The highlights during our visit with Patrick Baudouin in Anjou were tasting his Anjou white wines: 2014 Les Gats, 2015 Cornillard, 2016 Savennieres and 2016 Effusion—all of which will find their way to California in the next couple months.
After visiting numerous vineyards, we went to a natural wine bar à vin in the area for lunch filled with regional charcuterie and cheeses. Being in a room surrounded by a lot of natural wines made for good conversation with Patrick. Of course, I couldn’t resist asking him what he thought about the “natural wine” movement. He smiled at my loaded question, since he is, after all, smack dab in the middle of it.

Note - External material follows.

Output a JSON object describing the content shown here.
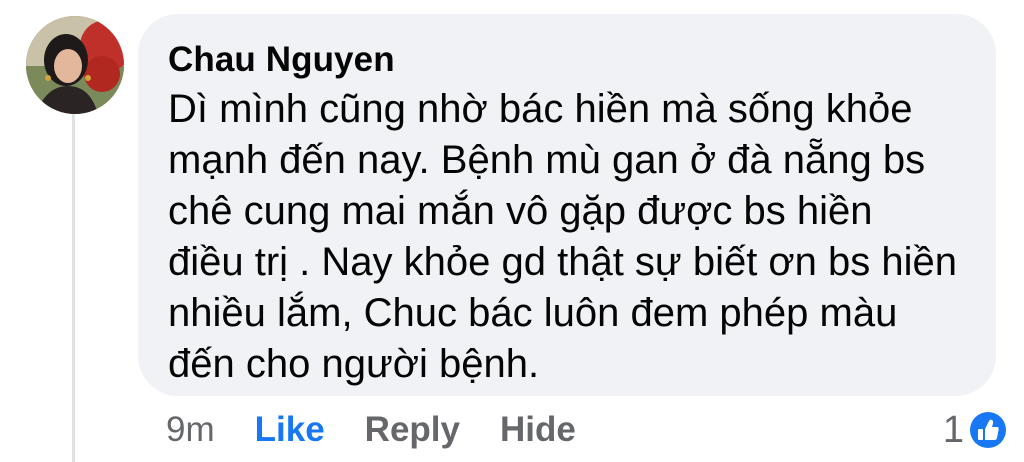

While being a naturalist (and a bit of a wizard with viticulture), Patrick maintains a realistic outlook with regard to a vigneron’s relationship to the vine and the finished wine. He commented that vineyards couldn’t do the job alone, and that they need the vigneron’s contribution; after all, it was a vigneron who decided in the past what to grow and how to grow it, and they continue to decide this today. I personally love the idea behind making wines as natural as possible. My challenge with the movement is that I feel many are admirably committed to its ideals in the vineyard but are missing a solid understanding of how to properly manage the nature of their wines in the cellar so that the terroir they may seek to preserve isn’t hidden by their lack of understanding of how to protect their wines. So much to talk about there, but I look forward to these great farmers becoming great winemakers too.